Test and improve the ability of climate models to reproduce the observed vertical structure of forcing for a variety of locations and forcing conditions.

Undertake research to characterize the dependence of climate response on the vertical structure of radiative forcing.

Report global mean radiative forcing at both the surface and the top of the atmosphere in climate change assessments.

• Develop parameterizations for using surface forcing in integrated assessment and simple climate models.

Determine the Importance of Regional Variation in Radiative Forcing

The concept of a global mean radiative forcing is an approximation. Even forcings thought to be fairly uniform, such as solar variability and the well-mixed greenhouse gases, have seasonal and latitudinal variability. Other forcings, in particular tropospheric aerosols and landscape changes, have much more spatial and temporal heterogeneity in their distribution. Human modifications to landscape and vegetation dynamics have caused large regional changes in the surface distribution of net absorbed surface radiation into latent and sensible turbulent heat fluxes. To date, there are only limited observational and modeling studies of regional radiative forcing and response. Indeed, there is not yet a consensus on how best to diagnose a regional forcing and response in the observational record.

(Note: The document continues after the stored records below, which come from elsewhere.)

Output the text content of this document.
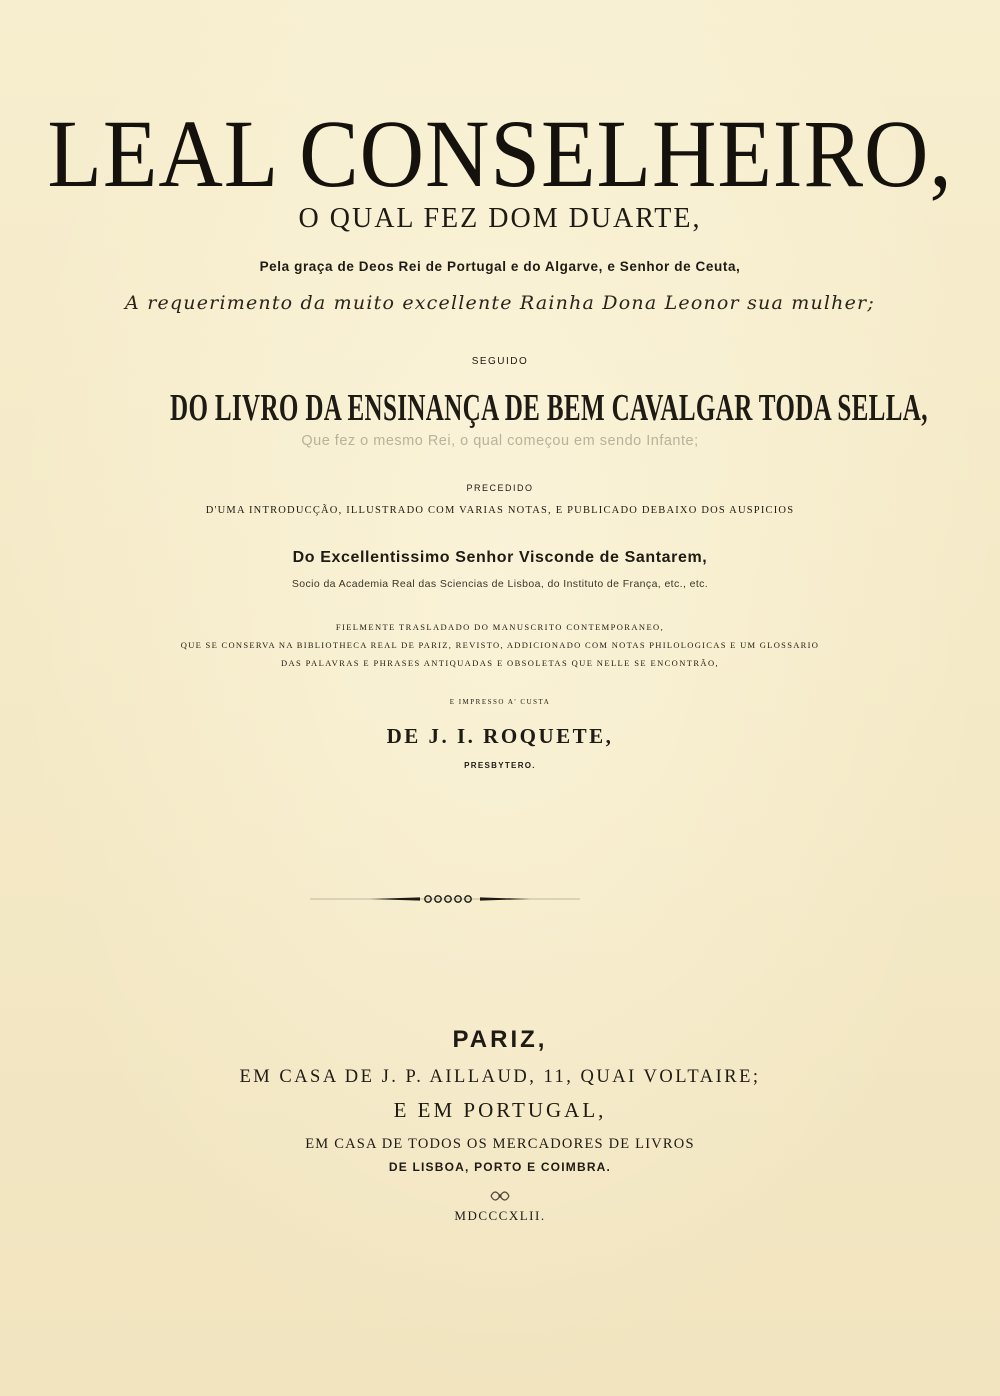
LEAL CONSELHEIRO,

O QUAL FEZ DOM DUARTE,

Pela graça de Deos Rei de Portugal e do Algarve, e Senhor de Ceuta,

A requerimento da muito excellente Rainha Dona Leonor sua mulher;

SEGUIDO

DO LIVRO DA ENSINANÇA DE BEM CAVALGAR TODA SELLA,

Que fez o mesmo Rei, o qual começou em sendo Infante;

PRECEDIDO

D'UMA INTRODUCÇÃO, ILLUSTRADO COM VARIAS NOTAS, E PUBLICADO DEBAIXO DOS AUSPICIOS

Do Excellentissimo Senhor Visconde de Santarem,

Socio da Academia Real das Sciencias de Lisboa, do Instituto de França, etc., etc.

FIELMENTE TRASLADADO DO MANUSCRITO CONTEMPORANEO,

QUE SE CONSERVA NA BIBLIOTHECA REAL DE PARIZ, REVISTO, ADDICIONADO COM NOTAS PHILOLOGICAS E UM GLOSSARIO

DAS PALAVRAS E PHRASES ANTIQUADAS E OBSOLETAS QUE NELLE SE ENCONTRÃO,

E IMPRESSO A' CUSTA

DE J. I. ROQUETE,

PRESBYTERO.

PARIZ,

EM CASA DE J. P. AILLAUD, 11, QUAI VOLTAIRE;

E EM PORTUGAL,

EM CASA DE TODOS OS MERCADORES DE LIVROS

DE LISBOA, PORTO E COIMBRA.

MDCCCXLII.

Regional variations in radiative forcing are likely important for understanding regional and global climate responses; however, the relationship between the two is not well understood. Regional climate responses can also be caused by global forcings, making it difficult to disentangle the effects of regional and global forcings. Regional diabatic heating can cause nonlinear, long-distance communication of convergence and divergence fields, often referred to as teleconnections. Thus, regionally concentrated diabatic heating can influence climate thousands of kilometers away from its source region. Improving societally relevant projections of regional impacts will require a better understanding of the magnitude of regional forcings and the associated climate response.


Use climate records to investigate relationships between regional radiative forcing (e.g., land-use or aerosol changes) and climate response in the same region, other regions, and globally.

• Test and improve model simulations of regional radiative forcing and the surface energy budget using observations from aircraft campaigns, surface networks, and satellites.